Chancellor Angela Merkel’s conservatives lost out in two out of three regional state elections yesterday as Germans gave a thumbs-down to her accommodating refugee policy with a big vote for the anti-immigration Alternative for Germany (AfD).
The poor showing in both Baden-Wuerttemberg and Rhineland-Palatinate represented a worst-case scenario for Merkel, who has staked her legacy on her decision last year to open Germany’s doors to more than 1mn migrants.
The backlash was also visible in Saxony-Anhalt in former East Germany, where Merkel’s conservative Christian Democrats (CDU) remained the largest party but the AfD grabbed 21.5%.
“We have fundamental problems in Germany that led to this election result,” said AfD chief Frauke Petry, whose party entered all three regional parliaments.
The result is a setback for Merkel just as she is trying to use her status as Europe’s most powerful leader to seal a European Union deal with Turkey to stem the tide of migrants.
She alarmed many EU leaders last week by agreeing a last-minute draft deal with Turkey to stop the migrant flow and demanding their support.

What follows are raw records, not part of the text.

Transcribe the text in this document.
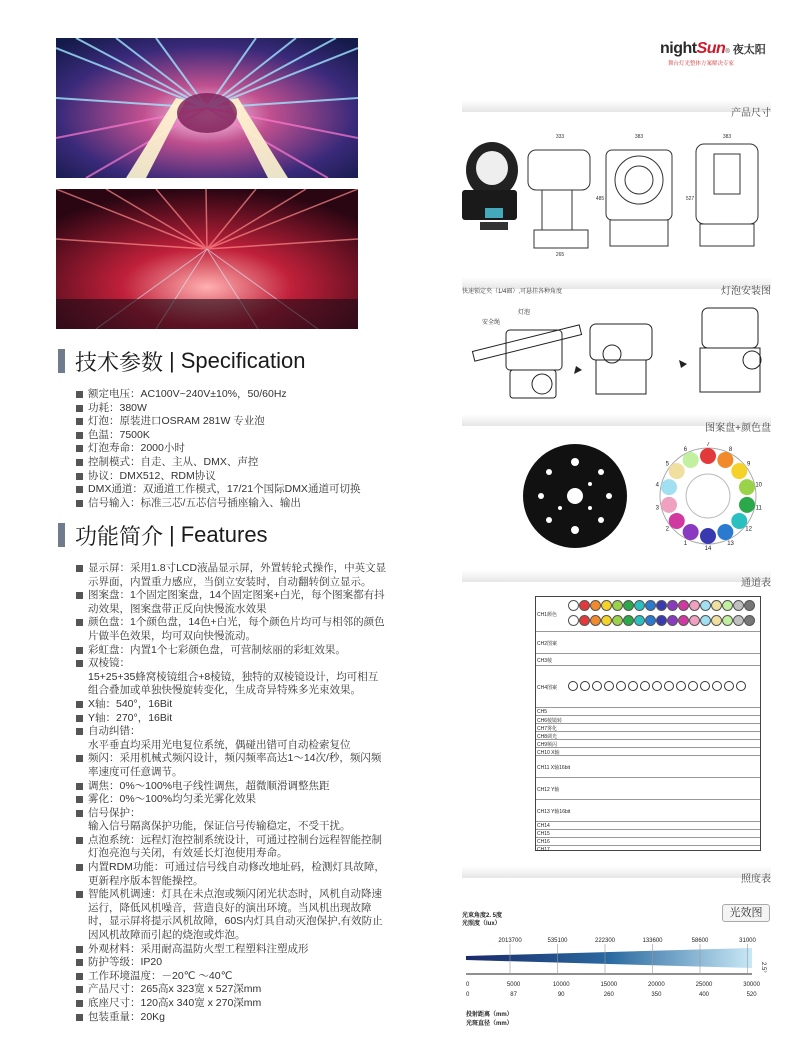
nightSun® 夜太阳
舞台灯光整体方案解决专家
技术参数 | Specification
额定电压：AC100V~240V±10%，50/60Hz
功耗：380W
灯泡：原装进口OSRAM 281W 专业泡
色温：7500K
灯泡寿命：2000小时
控制模式：自走、主从、DMX、声控
协议：DMX512、RDM协议
DMX通道：双通道工作模式，17/21个国际DMX通道可切换
信号输入：标准三芯/五芯信号插座输入、输出
功能简介 | Features
显示屏：采用1.8寸LCD液晶显示屏，外置转轮式操作，中英文显
示界面，内置重力感应，当倒立安装时，自动翻转倒立显示。
图案盘：1个固定图案盘，14个固定图案+白光，每个图案都有抖
动效果，图案盘带正反向快慢流水效果
颜色盘：1个颜色盘，14色+白光，每个颜色片均可与相邻的颜色
片做半色效果，均可双向快慢流动。
彩虹盘：内置1个七彩颜色盘，可营制炫丽的彩虹效果。
双棱镜：
15+25+35蜂窝棱镜组合+8棱镜，独特的双棱镜设计，均可相互
组合叠加或单独快慢旋转变化，生成奇异特殊多光束效果。
X轴：540°，16Bit
Y轴：270°，16Bit
自动纠错：
水平垂直均采用光电复位系统，偶碰出错可自动检索复位
频闪：采用机械式频闪设计，频闪频率高达1～14次/秒，频闪频
率速度可任意调节。
调焦：0%～100%电子线性调焦，超微顺滑调整焦距
雾化：0%～100%均匀柔光雾化效果
信号保护：
输入信号隔离保护功能，保证信号传输稳定，不受干扰。
点泡系统：远程灯泡控制系统设计，可通过控制台远程智能控制
灯泡亮泡与关闭，有效延长灯泡使用寿命。
内置RDM功能：可通过信号线自动修改地址码，检测灯具故障，
更新程序版本智能操控。
智能风机调速：灯具在未点泡或频闪闭光状态时，风机自动降速
运行，降低风机噪音，营造良好的演出环境。当风机出现故障
时，显示屏将提示风机故障，60S内灯具自动灭泡保护,有效防止
因风机故障而引起的烧泡或炸泡。
外观材料：采用耐高温防火型工程塑料注塑成形
防护等级：IP20
工作环境温度：－20℃ ～40℃
产品尺寸：265高x 323宽 x 527深mm
底座尺寸：120高x 340宽 x 270深mm
包装重量：20Kg
产品尺寸
333
265
383
485
383
527
快速锁定夹（1/4圈）,可悬挂各种角度	灯泡安装图
灯泡
安全绳
图案盘+颜色盘
7
8
9
10
11
12
13
14
1
2
3
4
5
6
通道表
CH1颜色
CH2图案
CH3棱
CH4图案
CH5
CH6棱镜转
CH7雾化
CH8调光
CH9频闪
CH10 X轴
CH11 X轴16bit
CH12 Y轴
CH13 Y轴16bit
CH14
CH15
CH16
CH17
照度表
光效图
光束角度2. 5度
光照度（lux）
2.5°
投射距离（mm）
光斑直径（mm）
2013700	535100	222300	133600	58600	31000
0
0
5000
87
10000
90
15000
260
20000
350
25000
400
30000
520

Now weakened by the state polls, she must seek their backing this week to seal the deal.
In Baden-Wuerttemberg in the southwest, a CDU stronghold for more than 50 years before turning to a Green-led coalition with the SPD in 2011 after the Fukushima nuclear disaster in Japan, the Greens came home first with 32.5%.
The CDU took 27.5%, according to exit polls on the broadcaster ZDF.
Even more damaging for the CDU was the result in Rhineland-Palatinate, the state of former chancellor Helmut Kohl.
There, the CDU’s Julia Kloeckner, who had positioned herself as a candidate to succeed Merkel one day, lost out to Social Democrat (SPD) incumbent state premier Malu Dreyer.
The SPD won 37.5% of the vote to the CDU’s 33%, the ZDF exit poll indicated.
In Saxony-Anhalt, the CDU remained the biggest party on 30.5%, but the AfD grabbed 21.5%, even surpassing the SPD, Merkel’s coalition partner in Berlin.
It was the first time the AfD had become the second-biggest party in any regional state.
Already represented in five of Germany’s 16 regional parliaments, the anti-immigrant party campaigned on slogans such as “Secure the borders” and “Stop the asylum chaos”.
Turnout in all three states was much higher than in 2011, rising by 5.7 percentage points in Baden-Wuerttemberg, by 9.7 points in Rhineland-Palatinate, and by 11.8 points in Saxony-Anhalt.
The elections are the biggest since Germany registered a record influx of refugees, and are largely regarded as a referendum on Merkel.
“These elections are very important ... as they will serve as a litmus test for the government’s disputed policy” on refugees, Duesseldorf University political scientist Jens Walther told AFP earlier.
“I am voting to teach the chancellor a lesson because of her politics towards refugees,” Ulrich, 78, told AFP in the Saxony-Anhalt capital Magdeburg, declining to give his surname.
Merkel has been under intense pressure to change course and shut Germany’s doors to migrants and refugees.
But she has resolutely refused to impose a cap on arrivals, insisting instead on common European action that includes distributing refugees among the EU’s 28 member states.
She reiterated her point on Thursday, insisting that imposing a limit on refugee numbers was merely a “short-term pseudo-solution”, and that the only measure that would sustainably bring numbers down was a “concerted European approach”.
As dissent has grown over her stance, AfD has capitalised on the darkening mood.
Founded in 2013 as an anti-euro party, AfD has since morphed into one that sparked a storm in January after suggesting police may have to shoot at migrants at the borders.
Ingeborg Klumpp, a 74-year-old pensioner, went to vote in Stuttgart in the hope that “with my little cross on the ballot paper, I will contribute to the fact that people won’t vote for the AfD”.
“The campaign of hatred they ran these last weeks was horrible,” she said.
On the eve of the vote, Interior Minister Thomas de Maiziere joined calls from both the political mainstream as well as civic and religious groups, urging the electorate to shun AfD.
“AfD has no political programme and no capacity to resolve problems,” he told Die Welt daily on Saturday. “We must make it clear – this party hurts our country.”
Merkel herself described AfD as a “party that does not bring cohesion in society and offers no appropriate solutions to problems, but only stokes prejudices and divisions”.
She has also shrugged them off as a temporary diversion saying that once her government’s policies show results on reducing migrant numbers, “I’m convinced that from there, the support that AfD is enjoying right now will drop off”.